Picture: Martin Kennealey        www.communitypix.com.au   d450337
Tim Powell is warning people to be careful of wasp nests around the house and garden. Picture: Martin Kennealey        www.communitypix.com.au d450337

Tim Powell was cutting down a tree in his back yard when he disturbed a wasp nest, resulting in stings to his head, face and hands.

“I started feeling a bit hot and flustered, so I went inside and took a cold shower, but then I started not being able to breathe,” he said.

He called an ambulance and in the five to 10 minutes it took for the crew to arrive, he had nearly lost consciousness.

“I knew what was happening, I knew as soon as I started struggling to breathe that I was having an anaphylactic reaction,” he said.

“As hard as I tried to take a breath, I felt like I had six people sitting on my chest.”

Doctors stabilised him at Joondalup Health Campus and said that without the ambulance, he would not have made it to hospital in time.

Mr Powell said he had not previously had an allergic reaction, but now had to carry an EpiPen.

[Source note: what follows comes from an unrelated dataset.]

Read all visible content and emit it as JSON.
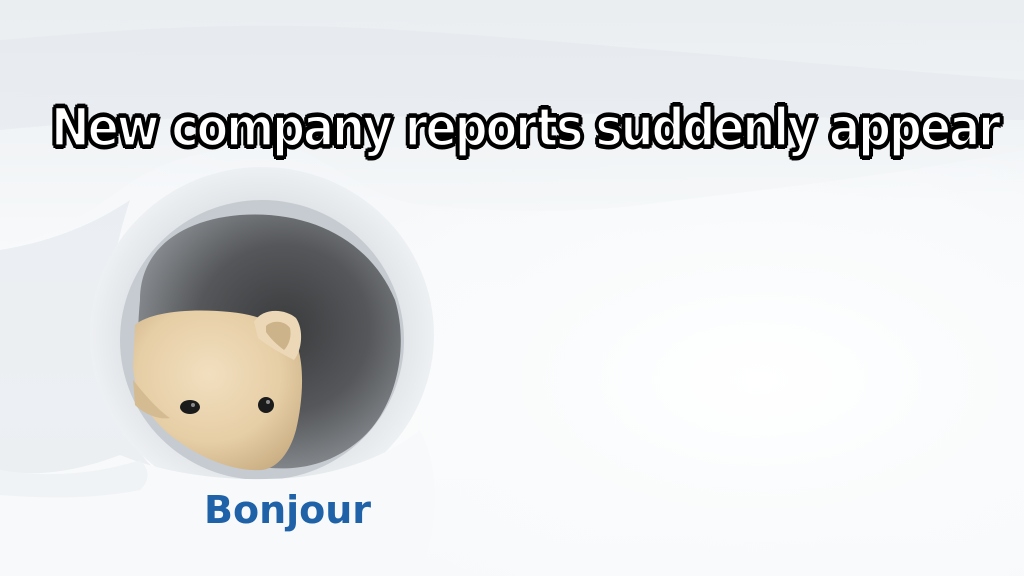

He has found several other wasp nests on his property, identified as belonging to paper wasps, which will be removed as he was “not risking it”.

He said the wasps were aggressive and suggested people be wary of them.

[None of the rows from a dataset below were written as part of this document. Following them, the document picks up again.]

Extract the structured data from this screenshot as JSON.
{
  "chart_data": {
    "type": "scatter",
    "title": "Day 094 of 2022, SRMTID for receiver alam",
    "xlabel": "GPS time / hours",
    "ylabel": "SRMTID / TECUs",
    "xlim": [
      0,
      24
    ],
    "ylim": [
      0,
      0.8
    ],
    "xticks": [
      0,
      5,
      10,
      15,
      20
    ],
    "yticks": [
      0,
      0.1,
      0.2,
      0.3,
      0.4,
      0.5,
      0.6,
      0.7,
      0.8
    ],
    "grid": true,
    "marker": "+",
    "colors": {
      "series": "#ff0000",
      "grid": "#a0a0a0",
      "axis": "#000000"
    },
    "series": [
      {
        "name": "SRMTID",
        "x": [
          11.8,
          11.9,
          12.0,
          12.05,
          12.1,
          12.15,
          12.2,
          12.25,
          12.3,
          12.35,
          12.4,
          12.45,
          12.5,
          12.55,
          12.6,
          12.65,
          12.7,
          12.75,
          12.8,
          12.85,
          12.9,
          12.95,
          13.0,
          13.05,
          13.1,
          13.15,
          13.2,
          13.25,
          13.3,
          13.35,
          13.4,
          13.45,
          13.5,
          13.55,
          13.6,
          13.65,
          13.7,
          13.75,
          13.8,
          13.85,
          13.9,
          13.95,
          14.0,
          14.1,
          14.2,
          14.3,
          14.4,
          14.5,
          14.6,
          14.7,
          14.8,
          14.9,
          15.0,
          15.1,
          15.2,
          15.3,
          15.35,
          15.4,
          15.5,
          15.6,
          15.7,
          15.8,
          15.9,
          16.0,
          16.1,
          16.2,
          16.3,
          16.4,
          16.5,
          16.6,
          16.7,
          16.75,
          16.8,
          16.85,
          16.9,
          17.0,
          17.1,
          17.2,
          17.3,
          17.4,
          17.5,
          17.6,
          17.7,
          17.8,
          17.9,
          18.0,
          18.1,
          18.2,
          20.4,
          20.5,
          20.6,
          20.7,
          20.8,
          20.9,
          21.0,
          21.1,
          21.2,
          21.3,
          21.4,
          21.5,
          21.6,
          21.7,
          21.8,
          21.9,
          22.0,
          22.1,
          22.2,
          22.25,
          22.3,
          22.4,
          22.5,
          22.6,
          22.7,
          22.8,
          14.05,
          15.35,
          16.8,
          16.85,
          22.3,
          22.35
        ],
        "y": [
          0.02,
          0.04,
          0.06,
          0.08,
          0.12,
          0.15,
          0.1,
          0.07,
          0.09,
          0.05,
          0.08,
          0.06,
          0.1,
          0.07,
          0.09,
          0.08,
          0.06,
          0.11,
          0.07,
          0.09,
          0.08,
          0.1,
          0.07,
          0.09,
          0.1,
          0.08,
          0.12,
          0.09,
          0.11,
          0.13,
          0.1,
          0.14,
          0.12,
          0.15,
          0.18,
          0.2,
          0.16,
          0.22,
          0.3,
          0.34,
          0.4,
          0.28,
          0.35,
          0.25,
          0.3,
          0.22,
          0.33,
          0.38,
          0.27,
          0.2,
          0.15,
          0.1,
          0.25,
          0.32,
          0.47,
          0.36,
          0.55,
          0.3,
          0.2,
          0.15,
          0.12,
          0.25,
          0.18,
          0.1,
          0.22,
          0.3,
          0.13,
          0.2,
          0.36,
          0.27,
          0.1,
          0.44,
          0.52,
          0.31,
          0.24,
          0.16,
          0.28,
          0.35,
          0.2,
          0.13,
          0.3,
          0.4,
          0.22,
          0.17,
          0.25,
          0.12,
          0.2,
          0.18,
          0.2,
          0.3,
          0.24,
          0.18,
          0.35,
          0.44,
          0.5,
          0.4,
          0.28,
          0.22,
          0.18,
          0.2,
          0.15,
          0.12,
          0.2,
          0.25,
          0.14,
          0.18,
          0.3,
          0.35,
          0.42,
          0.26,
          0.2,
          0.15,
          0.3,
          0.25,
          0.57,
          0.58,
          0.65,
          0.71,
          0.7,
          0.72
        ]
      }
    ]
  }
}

“When I knocked it over, they just came at me – within seconds they were on me,” he said.

“If you’ve got kids and you’ve got overgrown bushes, cut them right back so they have got nowhere to hide.”

Department of Agriculture and Food entomologist Mark Widmer said paper wasps were extremely common and built nests under roof tiles and drains along the roof line and bushes.

“You commonly see them flying around, they are a social insect,” he said.

“They’re particularly interested in guarding their young if a nest is nearby.”

He said Mr Powell’s reaction was uncommon and “unlucky”.

“They’re generally considered harmless,” he said.

“Very few people are stung and they are a common wasp.”

Despite this, Mr Widmer recommended removing nests because if people get too close they risk being stung and the wasps are not native to WA.

He said nests should be sprayed from the side with fly spray for three to four seconds when it was almost dark (but do not use a torch as wasps may fly at the light).

After a couple of days, if there is no more activity in the nest it can be destroyed.